# iCade via Bluetooth



## StuBeeMe (Nov 30, 2011)

The icade is an arcade cabinet that talks to your tablet via Bluetooth for external joystick controls. (utilizing imame4droid from android market)
This setup works fine on my Android Asus Transformer. (although it's size doesn't quite fit properly in the cabinet).

For the Touchpad, I cannot get the bluetooth to pair. Apparently the method of bluetooth pairing uses a challenge response method where the tablet displays the correct passcode to enter on the icade. The touchpad/android doesn't provide this passcode on the screen...and the default 0000 or 1234 don't work.

Any ideas?


----------



## Aganar (Oct 29, 2011)

Crap; that's gonna suck if it doesn't work on the TP, considering I already bought one for x-mas.

Someone said there was no problem getting it to work on webOS, though.
http://www.webosroundup.com/2011/07/hps-ben-combee-discovers-fun-way-to-play-paratrooper-hd-on-touchpad-fun-stuff/


----------



## StuBeeMe (Nov 30, 2011)

I don't think it's a hardware issue (hence why it works on webos). The iCade seems to require Bluetooth SSP/Passkey Entry support.
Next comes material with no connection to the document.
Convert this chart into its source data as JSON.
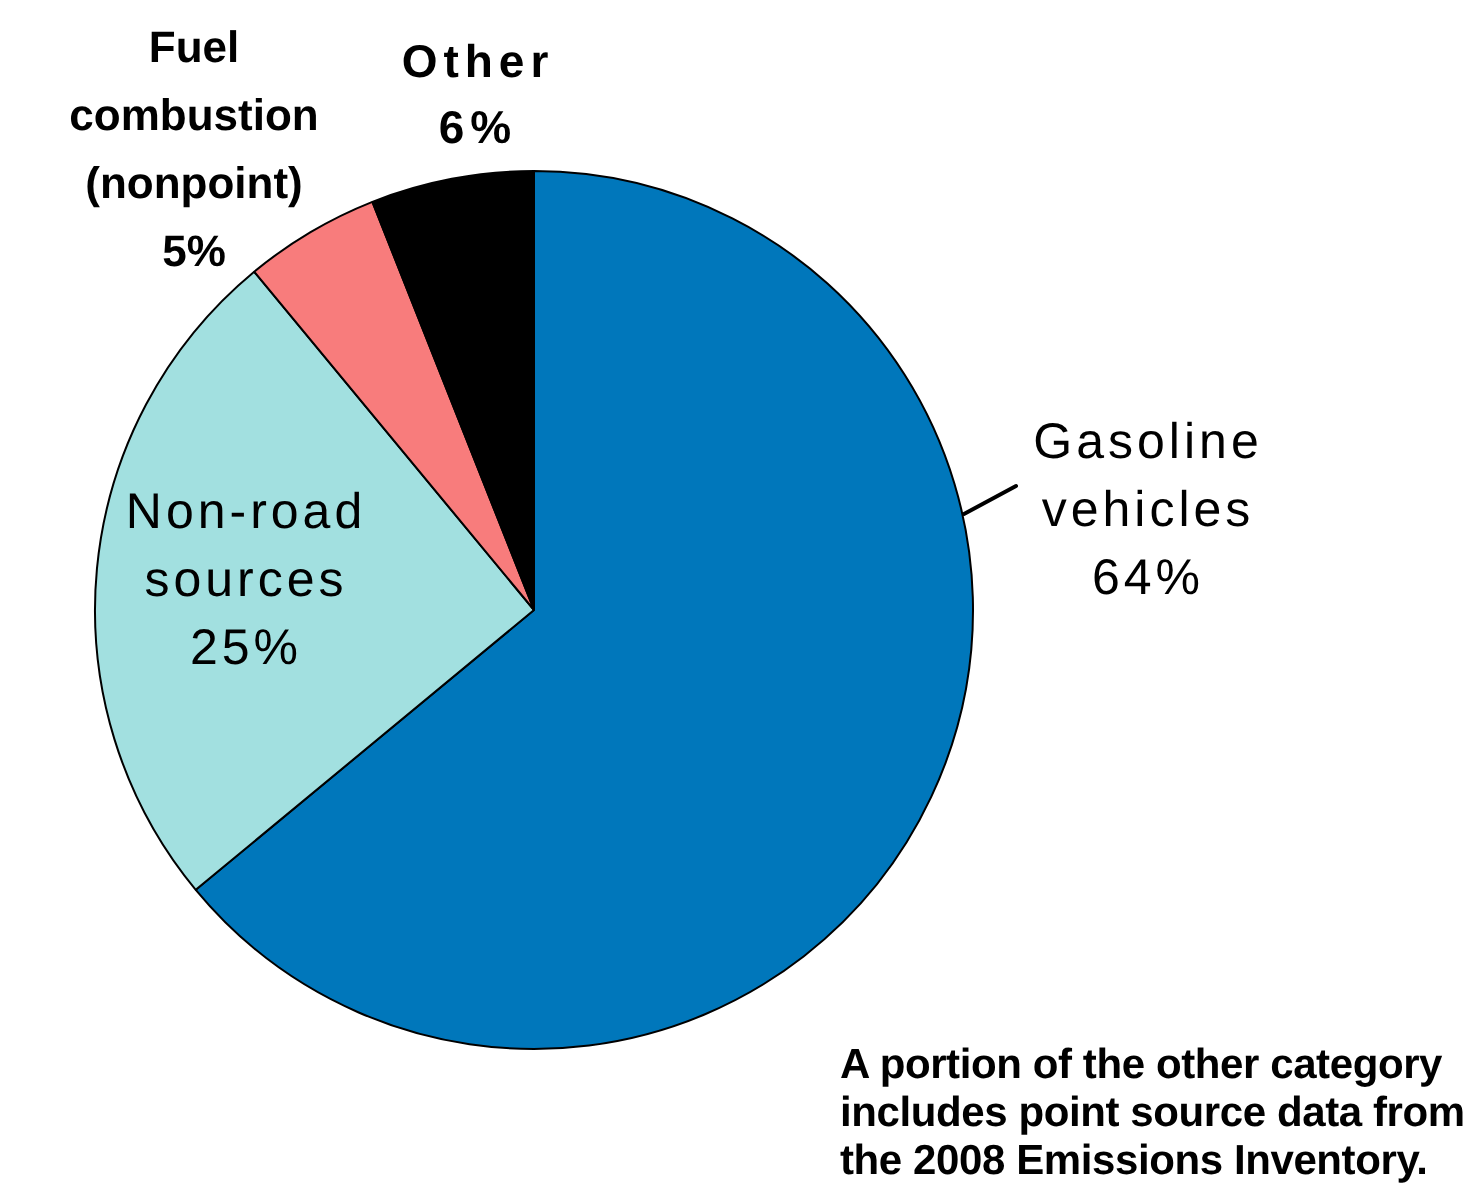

I'm guessing it's supported in Android 2.x and higher (eclair) but the touchpad version of android is missing an essential part of the bluetooth driver.

Thats my guess from googling around.....although if anyone else has paired the Android Touchpad with a Bluetooth device that provides the passcode on the screen for you then to enter, please let me know.


----------